Former Barcelona and Spain wonderkid Bojan Krkic has revealed how he felt dizzy “every day for five months” in the build-up to Euro 2008.
In an interview with Marca as part of its preparations for Euro 2016, Bojan explained how his breakthrough 2007-08 season for Barca at just 17 years took its toll on him, so much so that he was on medication every day and was wracked with “constant tension over the possibility of falling unconscious” in matches.
“It was the 2007-08 season. I spent preseason with the first team then went to the Under-17 World Cup. I went back to Barca and upon my return, the Coach played me in the Champions League, I scored my first goal … Everything was going very quickly,” the Stoke City forward began.
“Until January, I took the situation well. One day I went to the opening of a friend’s gym, and just after the ceremony, everyone got up and went towards me. It was a small place and I felt very overwhelmed. I was wearing a sweater and a jacket and started getting very hot.
“I ran to the bathroom to take my clothes off. I began to feel a very strong and constant dizziness.
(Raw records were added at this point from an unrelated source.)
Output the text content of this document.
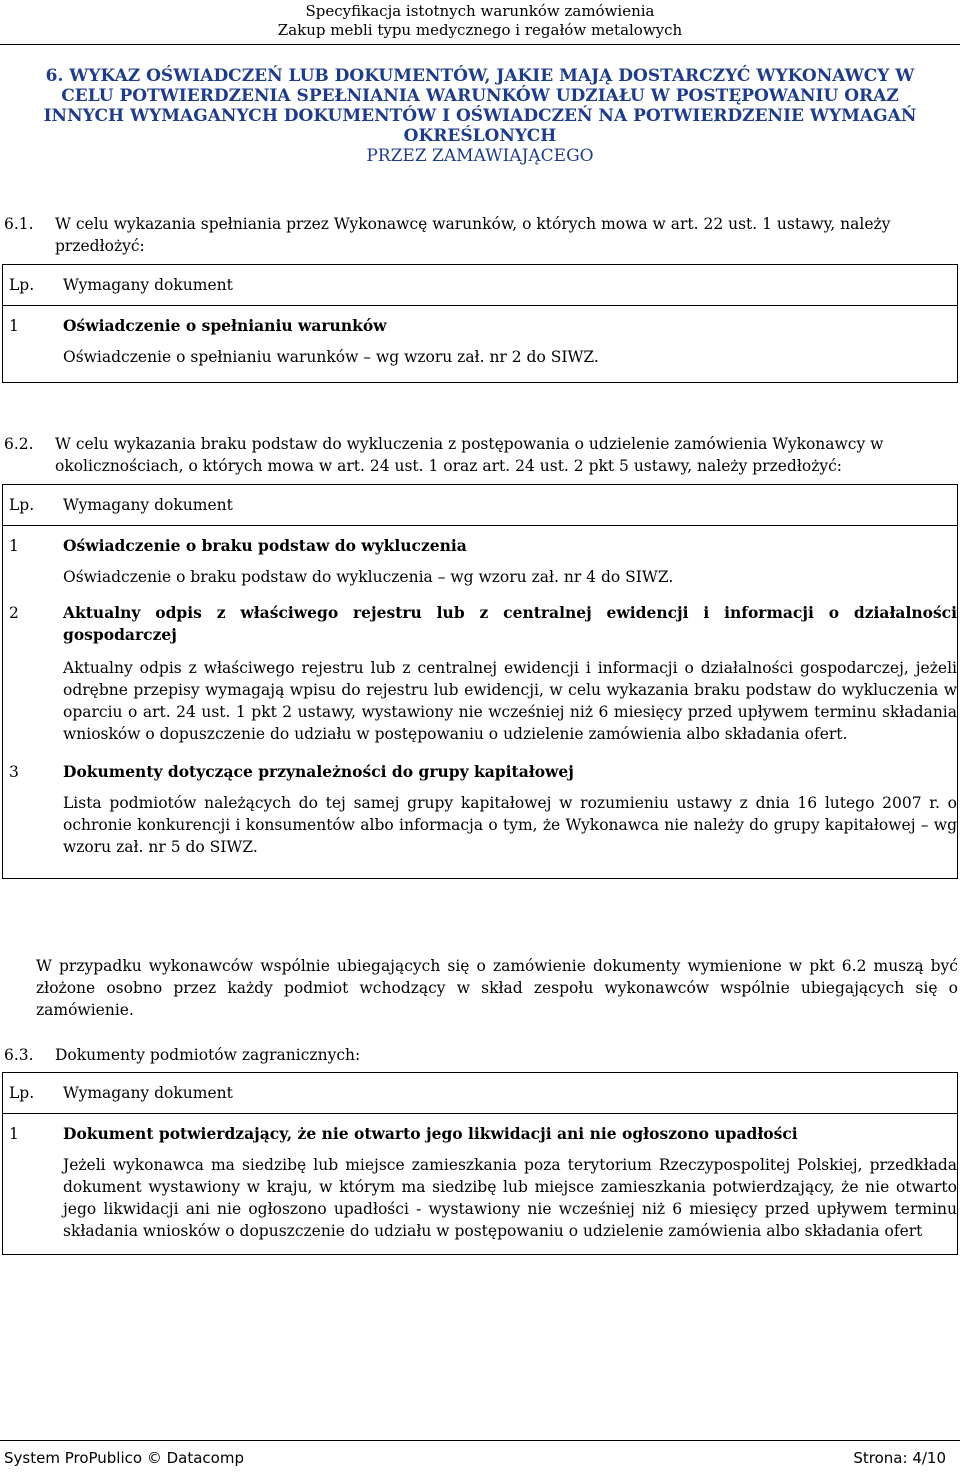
Specyfikacja istotnych warunków zamówienia
Zakup mebli typu medycznego i regałów metalowych
6. WYKAZ OŚWIADCZEŃ LUB DOKUMENTÓW, JAKIE MAJĄ DOSTARCZYĆ WYKONAWCY W CELU POTWIERDZENIA SPEŁNIANIA WARUNKÓW UDZIAŁU W POSTĘPOWANIU ORAZ INNYCH WYMAGANYCH DOKUMENTÓW I OŚWIADCZEŃ NA POTWIERDZENIE WYMAGAŃ OKREŚLONYCH
PRZEZ ZAMAWIAJĄCEGO
6.1. W celu wykazania spełniania przez Wykonawcę warunków, o których mowa w art. 22 ust. 1 ustawy, należy przedłożyć:
Lp.	Wymagany dokument
1	Oświadczenie o spełnianiu warunków
Oświadczenie o spełnianiu warunków – wg wzoru zał. nr 2 do SIWZ.
6.2. W celu wykazania braku podstaw do wykluczenia z postępowania o udzielenie zamówienia Wykonawcy w okolicznościach, o których mowa w art. 24 ust. 1 oraz art. 24 ust. 2 pkt 5 ustawy, należy przedłożyć:
Lp.	Wymagany dokument
1	Oświadczenie o braku podstaw do wykluczenia
Oświadczenie o braku podstaw do wykluczenia – wg wzoru zał. nr 4 do SIWZ.

2	Aktualny odpis z właściwego rejestru lub z centralnej ewidencji i informacji o działalności gospodarczej
Aktualny odpis z właściwego rejestru lub z centralnej ewidencji i informacji o działalności gospodarczej, jeżeli odrębne przepisy wymagają wpisu do rejestru lub ewidencji, w celu wykazania braku podstaw do wykluczenia w oparciu o art. 24 ust. 1 pkt 2 ustawy, wystawiony nie wcześniej niż 6 miesięcy przed upływem terminu składania wniosków o dopuszczenie do udziału w postępowaniu o udzielenie zamówienia albo składania ofert.

3	Dokumenty dotyczące przynależności do grupy kapitałowej
Lista podmiotów należących do tej samej grupy kapitałowej w rozumieniu ustawy z dnia 16 lutego 2007 r. o ochronie konkurencji i konsumentów albo informacja o tym, że Wykonawca nie należy do grupy kapitałowej – wg wzoru zał. nr 5 do SIWZ.
W przypadku wykonawców wspólnie ubiegających się o zamówienie dokumenty wymienione w pkt 6.2 muszą być złożone osobno przez każdy podmiot wchodzący w skład zespołu wykonawców wspólnie ubiegających się o zamówienie.
6.3. Dokumenty podmiotów zagranicznych:
Lp.	Wymagany dokument
1	Dokument potwierdzający, że nie otwarto jego likwidacji ani nie ogłoszono upadłości
Jeżeli wykonawca ma siedzibę lub miejsce zamieszkania poza terytorium Rzeczypospolitej Polskiej, przedkłada dokument wystawiony w kraju, w którym ma siedzibę lub miejsce zamieszkania potwierdzający, że nie otwarto jego likwidacji ani nie ogłoszono upadłości - wystawiony nie wcześniej niż 6 miesięcy przed upływem terminu składania wniosków o dopuszczenie do udziału w postępowaniu o udzielenie zamówienia albo składania ofert
System ProPublico © Datacomp	Strona: 4/10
From that moment, the situation was already changing until the match against Osasuna, when I began to feel dizzy again.
“Before the game, I got a little dizzy in the hotel. The Coach gave his line-up and started me. Something had to be done, so on the bus I told my doctor that I felt a little poorly. He gave me a caffeine pill and I had a good game. I got home, my blood pressure dropped and I lay in bed, but suddenly I began to tremble and had seizures.
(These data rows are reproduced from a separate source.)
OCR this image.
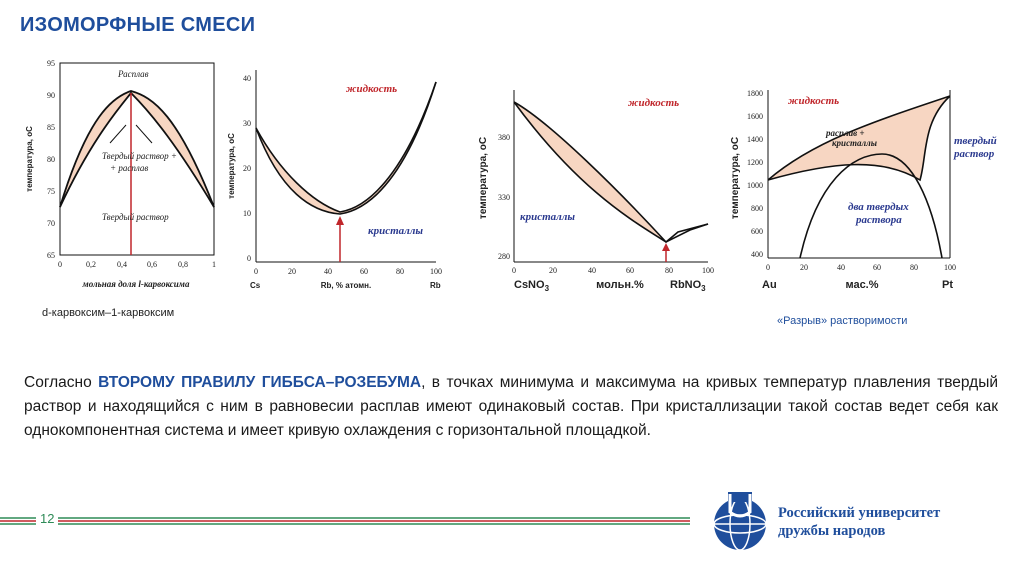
ИЗОМОРФНЫЕ СМЕСИ
95
90
85
80
75
70
65
0	0,2	0,4	0,6	0,8	1
температура, оС
мольная доля l-карвоксима
Расплав
Твердый раствор +
+ расплав
Твердый раствор
40
30
20
10
0
0	20	40	60	80	100
температура, оС
Cs	Rb, % атомн.	Rb
жидкость
кристаллы
380
330
280
0	20	40	60	80	100
температура, оС
CsNO$_3$	мольн.% RbNO$_3$
жидкость
кристаллы
1800
1600
1400
1200
1000
800
600
400
0	20	40	60	80	100
температура, оС
Au	мас.%	Pt
жидкость
расплав +
кристаллы	твердый
раствор
два твердых
раствора
d-карвоксим–1-карвоксим
«Разрыв» растворимости
Согласно ВТОРОМУ ПРАВИЛУ ГИББСА–РОЗЕБУМА, в точках минимума и максимума на кривых температур плавления твердый раствор и находящийся с ним в равновесии расплав имеют одинаковый состав. При кристаллизации такой состав ведет себя как однокомпонентная система и имеет кривую охлаждения с горизонтальной площадкой.
12	Российский университет
дружбы народов
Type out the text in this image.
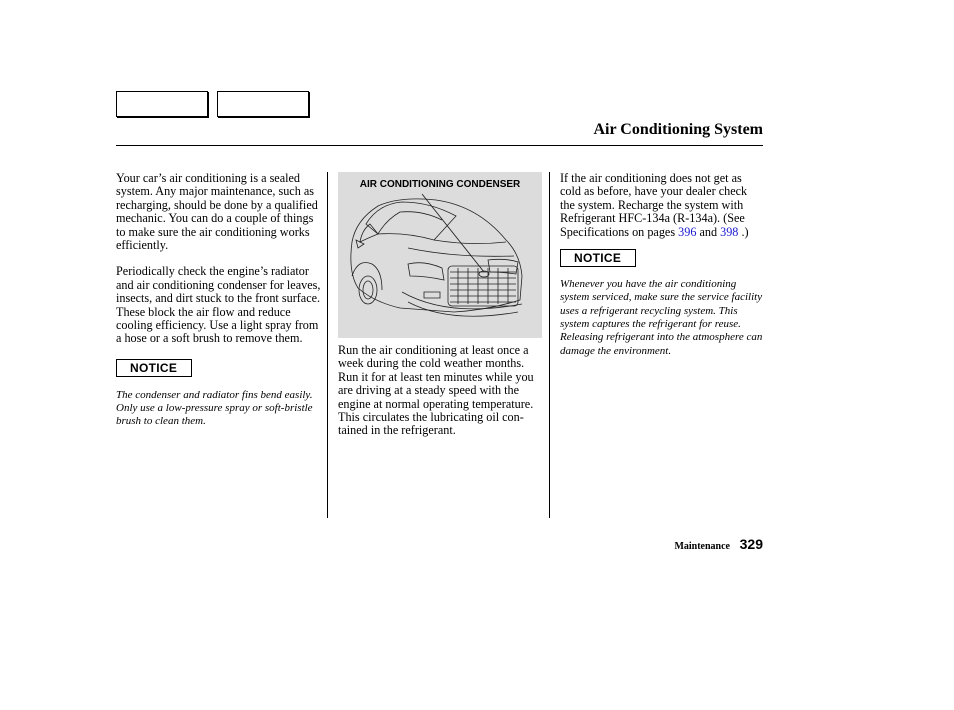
Air Conditioning System

Your car’s air conditioning is a sealed system. Any major maintenance, such as recharging, should be done by a qualified mechanic. You can do a couple of things to make sure the air conditioning works efficiently.

Periodically check the engine’s radiator and air conditioning condenser for leaves, insects, and dirt stuck to the front surface. These block the air flow and reduce cooling efficiency. Use a light spray from a hose or a soft brush to remove them.

NOTICE

The condenser and radiator fins bend easily. Only use a low-pressure spray or soft-bristle brush to clean them.

AIR CONDITIONING CONDENSER

Run the air conditioning at least once a week during the cold weather months. Run it for at least ten minutes while you are driving at a steady speed with the engine at normal operating temperature. This circulates the lubricating oil con- tained in the refrigerant.

If the air conditioning does not get as cold as before, have your dealer check the system. Recharge the system with Refrigerant HFC-134a (R-134a). (See Specifications on pages 396 and 398 .)

NOTICE

Whenever you have the air conditioning system serviced, make sure the service facility uses a refrigerant recycling system. This system captures the refrigerant for reuse. Releasing refrigerant into the atmosphere can damage the environment.

Maintenance 329
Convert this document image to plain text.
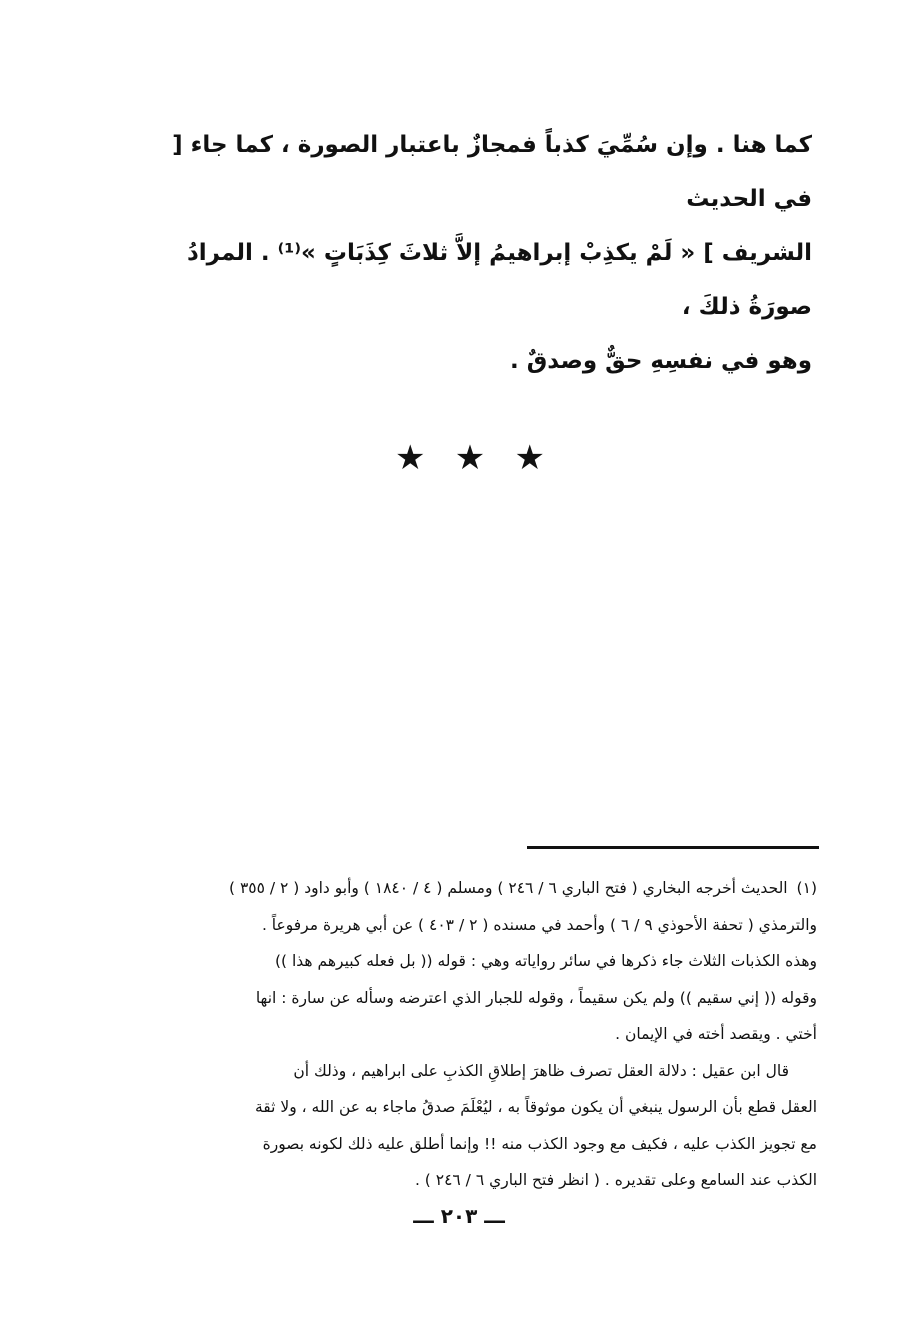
كما هنا . وإن سُمِّيَ كذباً فمجازٌ باعتبار الصورة ، كما جاء [ في الحديث

الشريف ] « لَمْ يكذِبْ إبراهيمُ إلاَّ ثلاثَ كِذَبَاتٍ »⁽¹⁾ . المرادُ صورَةُ ذلكَ ،

وهو في نفسِهِ حقٌّ وصدقٌ .

★ ★ ★

(١) الحديث أخرجه البخاري ( فتح الباري ٦ / ٢٤٦ ) ومسلم ( ٤ / ١٨٤٠ ) وأبو داود ( ٢ / ٣٥٥ )

والترمذي ( تحفة الأحوذي ٩ / ٦ ) وأحمد في مسنده ( ٢ / ٤٠٣ ) عن أبي هريرة مرفوعاً .

وهذه الكذبات الثلاث جاء ذكرها في سائر رواياته وهي : قوله (( بل فعله كبيرهم هذا ))

وقوله (( إني سقيم )) ولم يكن سقيماً ، وقوله للجبار الذي اعترضه وسأله عن سارة : انها

أختي . ويقصد أخته في الإيمان .

قال ابن عقيل : دلالة العقل تصرف ظاهرَ إطلاقِ الكذبِ على ابراهيم ، وذلك أن

العقل قطع بأن الرسول ينبغي أن يكون موثوقاً به ، ليُعْلَمَ صدقُ ماجاء به عن الله ، ولا ثقة

مع تجويز الكذب عليه ، فكيف مع وجود الكذب منه !! وإنما أطلق عليه ذلك لكونه بصورة

الكذب عند السامع وعلى تقديره . ( انظر فتح الباري ٦ / ٢٤٦ ) .

ـــ ٢٠٣ ـــ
“It was a time for a lot of nervousness on the part of us three [referring to him and his parents]. They took me to hospital, where I spent the night and was reassured. From that moment, it all started and I became dizzy every day.
“It was a pretty strong anxiety attack and something I couldn’t control. My body reached a point of maximum tension. I took some pills and they soothed me. [The doctors] think that from that day I was dizzy 24 hours a day. There wasn’t a second day when I wasn’t [dizzy], although sometimes less so because of the medication.
“I was a very sensitive person, things affected me a lot and I lived in the very idealised world of football. Things changed from the impact of playing in a big team, being surrounded by top player and scoring goals being more important than anything else. The pressure came over me. You think you have everything under control, you don’t.
“It was constant, although there were times when I felt okay. I took medication constantly, especially when going to training and for matches. It was a very difficult situation [on his decision to opt out of Euro 2008], but at the same time it was very clear. It was the limit.
“I went to games with a constant tension over the possibility of falling unconscious. Luis [Aragones] called me the day before naming the squad. I travelled with my mother to Barcelona to, because I was going to my people many days to get away from everything.
“He said that they intended to call me up. I said I obviously wanted to go. Being called up by the Coach of Spain for a European Championship was something incredible for a 17-year-old, but I said no: ’I just took a pill, I’ve come here to train, but I can’t [go to the Euros]. I’m really at my limit.
“’I’m afraid to go to the national team and risk something happening to me during the trip or when I’m around many people. Furthermore I don’t see myself with strength to face this situation.’
“It hurt a lot, any young lad would love to go to a European Championship, but I couldn’t. He told me what he thought and I spoke to Puyi [Carlos Puyol].
“The headlines that appeared in the Press was that the national team called up Bojan, but he said ‘no’. This hurt me a lot because people began to think that was what it was. We spoke about how we could turn it around, so I decided to give an interview to TV3, in which I said I needed a break after an intense year.
“That weekend [I trained with Spain], we went to Murcia and the fans began to insult me and tell me everything [they felt]. They shouted things at me. It was the beginning of a very complicated situation.
“I finished the season and stopped. I went on holiday and disappeared from Barcelona. I isolated myself, first in my village and then in Formentera, at a time when there was no-one around.
“I disconnected from everything and took a necessary breath. My medication started going down and in mid-June I stopped it altogether. I remember asking my mother, ‘Mum, will this sickness ever stop?’. But she had no answer. I didn’t know what was going to happen, but I was sure I’d get much stronger.
“I’ll never regret that decision. It was very bad and I was at my limit. You don’t know what it’s like to be dizzy for 24 hours, every day for five months. Not one day did I did get up and feel fine. I had to take Trankimazin to be more focused and calm.
“At the time, I couldn’t imagine what the national team, with new teammates and the pressure of a Euro [Championship] would be like. I wasn’t prepared to deal with it.”